Just because the TikTok/Oracle/Walmart deal has Trump’s blessing doesn’t mean the app is out of the woods just yet. But it will live another day on the app store. On Sunday night, President Trump’s demand that TikTok be removed from the app store—preventing new users from downloading the popular video app and current users from benefiting from any updates presumably until a deal is reached—was blocked by a federal judge just hours before it was set to go into effect. 

Lawyers for TikTok successfully argued that banning the app infringed on users’ freedom of speech, likening TikTok to a "modern day version of the town square."

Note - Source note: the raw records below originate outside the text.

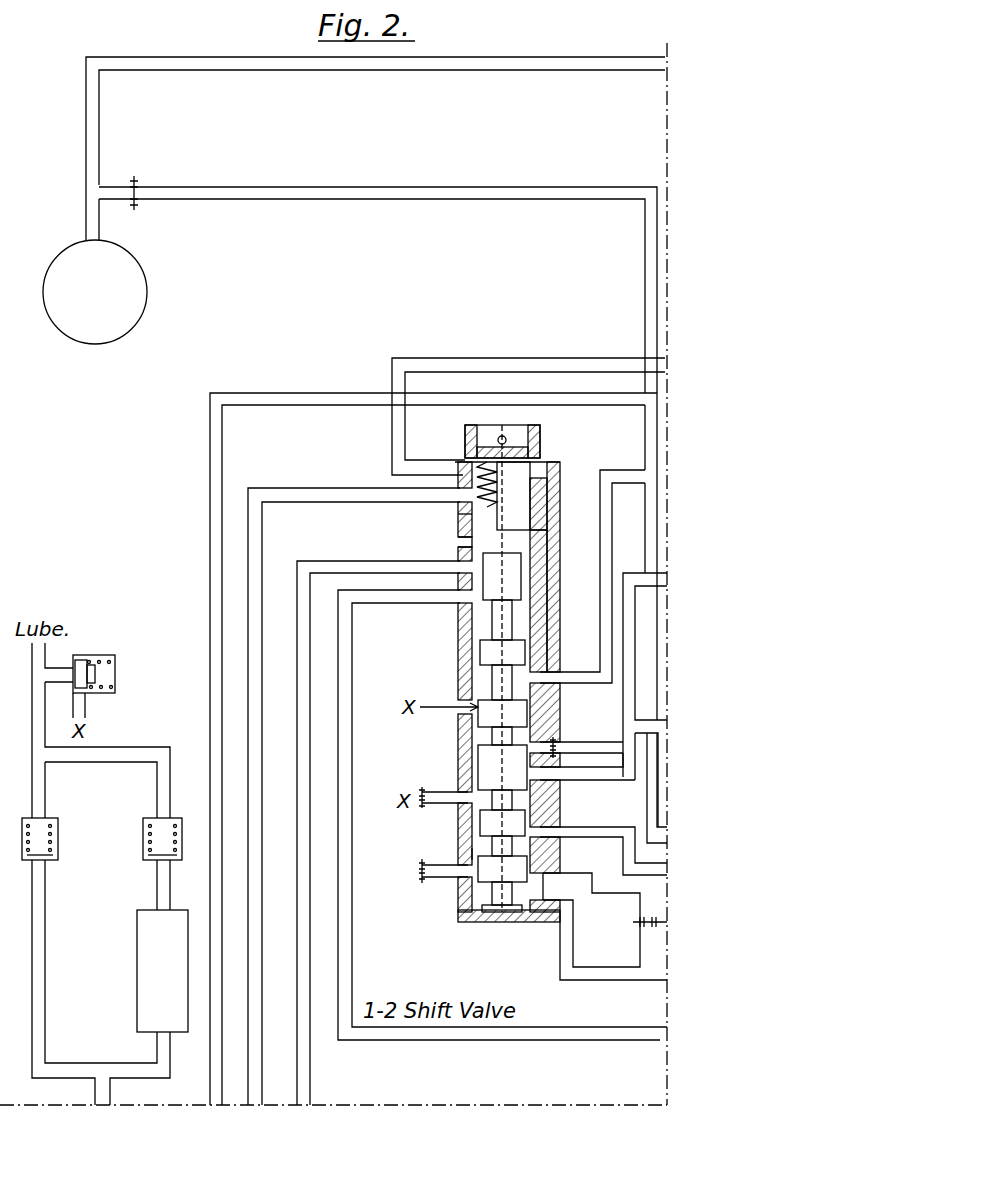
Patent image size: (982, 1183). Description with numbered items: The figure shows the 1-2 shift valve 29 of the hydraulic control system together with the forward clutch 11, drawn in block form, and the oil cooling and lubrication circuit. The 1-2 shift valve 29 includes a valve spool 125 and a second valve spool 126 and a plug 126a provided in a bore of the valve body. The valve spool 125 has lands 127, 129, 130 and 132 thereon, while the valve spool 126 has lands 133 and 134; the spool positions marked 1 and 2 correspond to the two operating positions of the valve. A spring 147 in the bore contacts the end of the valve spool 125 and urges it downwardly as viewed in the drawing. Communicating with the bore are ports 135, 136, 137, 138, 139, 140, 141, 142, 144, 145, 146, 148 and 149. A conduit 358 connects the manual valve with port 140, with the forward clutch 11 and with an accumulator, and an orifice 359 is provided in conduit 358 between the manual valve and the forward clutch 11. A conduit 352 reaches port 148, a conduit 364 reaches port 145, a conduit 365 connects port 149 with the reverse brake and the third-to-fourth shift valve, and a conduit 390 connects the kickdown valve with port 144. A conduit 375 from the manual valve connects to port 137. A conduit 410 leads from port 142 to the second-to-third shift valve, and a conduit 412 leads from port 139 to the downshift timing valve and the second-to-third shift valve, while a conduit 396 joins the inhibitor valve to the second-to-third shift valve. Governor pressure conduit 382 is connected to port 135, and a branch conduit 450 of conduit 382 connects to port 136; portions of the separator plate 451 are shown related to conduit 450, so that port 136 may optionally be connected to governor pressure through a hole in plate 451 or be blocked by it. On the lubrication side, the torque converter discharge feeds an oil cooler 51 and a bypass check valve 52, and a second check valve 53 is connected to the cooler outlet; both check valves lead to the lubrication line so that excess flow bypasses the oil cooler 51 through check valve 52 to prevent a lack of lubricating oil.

The conduit 358 is at (437, 71).
The orifice 359 is at (140, 190).
The forward clutch 11 is at (148, 276).
The conduit 365 is at (518, 362).
The conduit 396 is at (339, 395).
The conduit 352 is at (300, 491).
The conduit 364 is at (345, 566).
The conduit 390 is at (400, 603).
The conduit 410 is at (632, 478).
The conduit 412 is at (622, 622).
The port 140 is at (541, 740).
The port 139 is at (534, 784).
The port 138 is at (532, 806).
The conduit 375 is at (588, 837).
The conduit 382 is at (659, 976).
The branch conduit 450 is at (630, 902).
The separator plate 451 is at (420, 868).
The 1-2 shift valve 29 is at (550, 434).
The land 127 is at (464, 645).
The port 149 is at (541, 470).
The port 148 is at (546, 496).
The spring 147 is at (462, 458).
The plug 126a is at (466, 515).
The port 146 is at (462, 541).
The port 145 is at (536, 575).
The port 144 is at (536, 606).
The port 142 is at (536, 665).
The port 141 is at (536, 712).
The port 137 is at (532, 843).
The port 136 is at (536, 876).
The valve spool 125 is at (457, 680).
The land 129 is at (478, 658).
The land 130 is at (472, 745).
The land 132 is at (470, 785).
The land 133 is at (472, 832).
The land 134 is at (472, 890).
The port 135 is at (466, 912).
The valve spool 126 is at (464, 858).
The valve position 2 is at (481, 940).
The valve position 1 is at (520, 940).
The bypass check valve 52 is at (55, 839).
The second check valve 53 is at (149, 839).
The oil cooler 51 is at (147, 971).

In a statement, the Commerce Department said it would postpone the app store ban, but did not provide another deadline. TikTok still has until November 12 to finalize a deal with Oracle before a full-on ban. 

"We will continue defending our rights for the benefit of our community and employees. At the same time, we will also maintain our ongoing dialogue with the government to turn our proposal, which the President gave his preliminary approval to last weekend, into an agreement," a TikTok spokesperson said in a statement.

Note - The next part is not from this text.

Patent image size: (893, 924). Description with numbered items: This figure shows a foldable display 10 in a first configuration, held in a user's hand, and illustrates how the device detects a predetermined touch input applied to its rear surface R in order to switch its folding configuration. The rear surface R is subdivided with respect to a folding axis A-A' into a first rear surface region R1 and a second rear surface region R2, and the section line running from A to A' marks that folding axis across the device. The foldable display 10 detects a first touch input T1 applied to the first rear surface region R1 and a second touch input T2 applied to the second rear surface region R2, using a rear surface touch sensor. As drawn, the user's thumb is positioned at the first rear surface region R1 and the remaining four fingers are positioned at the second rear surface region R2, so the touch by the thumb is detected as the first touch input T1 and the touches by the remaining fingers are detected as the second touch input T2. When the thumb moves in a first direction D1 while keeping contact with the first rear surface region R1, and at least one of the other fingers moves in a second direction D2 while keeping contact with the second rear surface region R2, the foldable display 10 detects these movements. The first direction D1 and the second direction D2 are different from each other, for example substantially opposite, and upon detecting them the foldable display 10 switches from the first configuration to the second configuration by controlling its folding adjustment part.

WeChat, another Chinese-owned app affected by Trump’s order, scored a similar victory in court last week. A judge delayed app store restrictions at the request of a group of WeChat users, also citing First Amendment rights. 

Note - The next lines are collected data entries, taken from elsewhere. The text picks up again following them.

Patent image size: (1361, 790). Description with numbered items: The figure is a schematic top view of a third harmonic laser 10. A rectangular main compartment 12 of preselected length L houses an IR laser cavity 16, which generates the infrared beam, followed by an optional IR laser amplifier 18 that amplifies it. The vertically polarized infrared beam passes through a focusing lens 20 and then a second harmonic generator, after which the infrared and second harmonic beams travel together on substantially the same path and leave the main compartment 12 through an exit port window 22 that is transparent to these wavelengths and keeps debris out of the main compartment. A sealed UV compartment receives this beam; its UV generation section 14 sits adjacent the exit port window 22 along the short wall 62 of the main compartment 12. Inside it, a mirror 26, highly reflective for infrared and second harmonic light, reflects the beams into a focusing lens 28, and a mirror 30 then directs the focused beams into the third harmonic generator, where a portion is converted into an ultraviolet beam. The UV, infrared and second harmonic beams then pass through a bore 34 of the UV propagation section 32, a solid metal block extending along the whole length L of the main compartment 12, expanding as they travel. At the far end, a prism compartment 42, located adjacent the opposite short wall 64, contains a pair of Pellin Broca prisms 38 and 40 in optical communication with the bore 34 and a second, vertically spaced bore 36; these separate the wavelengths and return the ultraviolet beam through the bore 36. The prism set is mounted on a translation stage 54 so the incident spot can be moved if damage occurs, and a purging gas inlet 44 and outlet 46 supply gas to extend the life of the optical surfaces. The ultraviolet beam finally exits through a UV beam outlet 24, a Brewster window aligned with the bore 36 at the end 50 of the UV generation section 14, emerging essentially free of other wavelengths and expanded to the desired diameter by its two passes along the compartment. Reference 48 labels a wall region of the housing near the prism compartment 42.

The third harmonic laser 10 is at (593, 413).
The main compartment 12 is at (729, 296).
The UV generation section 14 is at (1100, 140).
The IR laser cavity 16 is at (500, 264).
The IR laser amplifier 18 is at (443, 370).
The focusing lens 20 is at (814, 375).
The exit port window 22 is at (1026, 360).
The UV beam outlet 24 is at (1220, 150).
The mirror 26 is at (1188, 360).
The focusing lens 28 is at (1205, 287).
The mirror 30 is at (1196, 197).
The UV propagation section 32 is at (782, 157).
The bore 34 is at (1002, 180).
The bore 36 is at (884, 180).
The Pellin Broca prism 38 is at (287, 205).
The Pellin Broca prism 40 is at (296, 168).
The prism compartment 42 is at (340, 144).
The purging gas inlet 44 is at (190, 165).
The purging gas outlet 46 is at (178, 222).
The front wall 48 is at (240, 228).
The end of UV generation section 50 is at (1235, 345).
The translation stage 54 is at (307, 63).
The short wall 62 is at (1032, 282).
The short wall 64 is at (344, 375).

Trump opened his battle against Chinese-owned apps in July, arguing that TikTok’s parent company, ByteDance, shared user data with the Chinese government. The president has yet to present any evidence for this claim. 

Meanwhile, the many young creators see their futures hanging in the balance. Users like Ellie Zeiler began their careers on the app, and might lose it all if TikTok were to suddenly vanish. 

“TikTok has become such a big part of people's lives, especially since COVID started,” Zeiler told me over email in July. “I know in my family it's given us so many laughs and is a way of connecting with each other.”